PROFILE: Mark Prince

Mark Prince is a corporate executive with a career spanning over 30 years. Before leaving the KBB industry to start up his own growth and strategy consultancy, he was joint managing director of Silverdale Bathrooms. He gives his views on why the industry’s attitude towards training and running a business needs to change…

Can you explain what being a ‘growth and strategy’ expert entails?
I look in depth at a company’s business strategy, explore what makes them different from their competitors and find out what they want to achieve. I then work with them to implement systems to monitor progress and radically alter behaviour to meet those goals. As part of the process, I help them measure their performance in the eyes of their customers. That then turns into a feedback loop and, in turn, creates a process of continuous improvement – looking at small gains to make things consistently better.

What do businesses stand to gain from working with you?
I’ve worked with 20 companies, across a series of different industries, over the past three years. Every company that I’ve worked with has employed this methodology and has grown by well over 50%. What I do isn’t rocket science, it’s about encouraging people to look at their business from a different perspective and working out how they can get to know to know their target customer intently and market their product, or service, directly to them.

Mark Prince (centre) in action at last year's Growth Hacking World Forum
Mark Prince (centre) in action at last year’s Growth Hacking World Forum

Things didn’t work out for you with Silverdale Bathrooms. Are you advising other businesses of the lessons you learnt there?
Absolutely. I had a long career in the KBB industry having held corporate roles at companies including Spring Ram, Astracast, Jacuzzi and latterly as joint MD of Silverdale Ceramics, which subsequently failed. I learned a lot of valuable lessons attempting to run Silverdale, and from my time in the industry in general, and decided to turn all of those experiences into a positive to help other businesses grow.

Doing things the ‘traditional’ way, the way they’ve always been done, is easy. But, the key to success is the willingness of manufacturers and retailers to break into a different thought process in order to change and stand out. A fundamental issue for us [Silverdale], as it turned out, was that we didn’t know our customers well enough. This is something I preach to businesses I work with now. Know your target audience. Very often, you think you have a good idea, new product or service, but where do they fit into the priorities of your customers?

What was your impression of the type of training and professional development opportunities available during your career in the KBB industry?
I think it was mediocre at best. The training solutions I’ve come across in other industries are far better, as they focus on how to support your customer – whether that’s a manufacturer supporting a retailer or a retailer supporting a consumer – and about getting that customer engaged in your business and filling them with passion, so they recommend you to others.

So, the industry needs to rethink its strategy to deliver the right training?
Yes, but I think it’s missing both the mind-set and the capability to deliver the right training and a full programme of training solutions. My advice would be to look at the training and personal development opportunities offered by other industries. It’s about finding new solutions, not just ‘how can we make what we already do marginally better?’.

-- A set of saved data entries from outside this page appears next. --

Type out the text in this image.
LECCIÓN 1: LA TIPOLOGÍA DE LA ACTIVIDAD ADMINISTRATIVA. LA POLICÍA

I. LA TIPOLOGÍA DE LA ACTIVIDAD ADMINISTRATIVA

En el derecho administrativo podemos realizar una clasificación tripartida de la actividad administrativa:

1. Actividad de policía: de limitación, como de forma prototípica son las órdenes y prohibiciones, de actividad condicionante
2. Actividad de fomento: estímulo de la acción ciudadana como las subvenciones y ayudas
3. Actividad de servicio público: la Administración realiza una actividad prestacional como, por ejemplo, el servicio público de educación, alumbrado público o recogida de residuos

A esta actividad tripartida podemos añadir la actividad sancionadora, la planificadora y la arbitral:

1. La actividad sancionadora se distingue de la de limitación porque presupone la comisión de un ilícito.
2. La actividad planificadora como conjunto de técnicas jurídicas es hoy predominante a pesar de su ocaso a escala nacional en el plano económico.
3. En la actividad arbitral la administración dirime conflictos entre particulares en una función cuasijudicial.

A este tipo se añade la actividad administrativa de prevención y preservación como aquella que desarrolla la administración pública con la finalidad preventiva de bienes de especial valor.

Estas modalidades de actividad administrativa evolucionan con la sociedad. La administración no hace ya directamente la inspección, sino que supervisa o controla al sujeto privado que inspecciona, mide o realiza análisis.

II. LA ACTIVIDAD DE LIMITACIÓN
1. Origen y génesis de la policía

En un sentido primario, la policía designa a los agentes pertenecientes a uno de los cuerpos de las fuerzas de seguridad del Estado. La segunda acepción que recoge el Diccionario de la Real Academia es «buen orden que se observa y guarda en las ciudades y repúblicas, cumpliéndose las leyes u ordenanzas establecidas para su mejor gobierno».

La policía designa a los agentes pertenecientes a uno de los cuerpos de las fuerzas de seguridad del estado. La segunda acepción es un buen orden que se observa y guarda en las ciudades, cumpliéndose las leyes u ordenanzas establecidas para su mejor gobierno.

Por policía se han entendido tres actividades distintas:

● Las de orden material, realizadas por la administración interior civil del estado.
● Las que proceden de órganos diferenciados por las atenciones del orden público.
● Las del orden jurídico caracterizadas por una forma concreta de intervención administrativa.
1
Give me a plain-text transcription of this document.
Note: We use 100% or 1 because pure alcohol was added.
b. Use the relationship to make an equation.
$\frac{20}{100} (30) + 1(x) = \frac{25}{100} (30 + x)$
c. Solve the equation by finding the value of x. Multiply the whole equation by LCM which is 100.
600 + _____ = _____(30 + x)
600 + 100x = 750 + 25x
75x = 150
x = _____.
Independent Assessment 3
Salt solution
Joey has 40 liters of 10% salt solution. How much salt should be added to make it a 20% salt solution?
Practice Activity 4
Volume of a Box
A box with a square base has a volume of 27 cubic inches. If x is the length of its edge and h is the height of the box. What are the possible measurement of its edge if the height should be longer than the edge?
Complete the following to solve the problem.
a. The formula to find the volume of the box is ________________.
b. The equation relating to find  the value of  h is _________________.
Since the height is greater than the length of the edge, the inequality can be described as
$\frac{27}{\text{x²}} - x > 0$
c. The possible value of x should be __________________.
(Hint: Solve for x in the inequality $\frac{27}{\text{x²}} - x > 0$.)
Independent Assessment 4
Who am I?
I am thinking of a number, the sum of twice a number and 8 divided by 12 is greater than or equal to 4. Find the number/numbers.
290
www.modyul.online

What type of training is important to businesses in the KBB sector?
There are a lot of training opportunities out there in the industry, but a lot of it appears to be product/brand-based courses organised by manufacturers on selling and fitting specific products. Whereas what most retailers need, if they really want to succeed, is a training course on how to be brilliant online, how to be brilliant at generating referrals and recommendations from satisfied customers and how to ensure incremental improvements in performance every day.

However, two out of three of those aren’t in anybody’s interests other than his [the retailer] to deliver from inside the industry.

I would urge anyone who wants to look at training, outside the specifics of how to operate or fit a certain product, to look outside this industry for best practice and then imitate that. Just looking at what we’re already offering will continue to create this swirling pool of mediocrity.

How has a multi-million-pound industry got to the point where it doesn’t have the infrastructure for training that will increase the skills, knowledge and expertise of those already in it, but also attract new people?

It has been a challenging market for sometime, due to over-supply and the recession, and I don’t think the existing industry can find the time, energy or the money to focus on training and development or change itself. I think it’s going to take new entrants, with different attitudes and outlooks, to come in and create new and more profitable models to drive that training regime forward.

Isn’t it strange, considering it’s a skills-based industry, that there isn’t a solid training programme already in place?
A high proportion of bathrooms and kitchens sold in the UK are still done through multiple retailers. Which, in turn, tells you that a high number of UK consumers are not hugely discerning. They want a new bathroom or kitchen, but can’t necessarily tell a brilliantly designed and fitted bathroom or kitchen from an average one.

There are a lot of technical skills required, and some will be better at designing and fitting than others, but there are other ways of separating businesses, and people, from one another – such as enhanced marketing support for instance. All of that additional support is as important as training and the skills itself, in my opinion.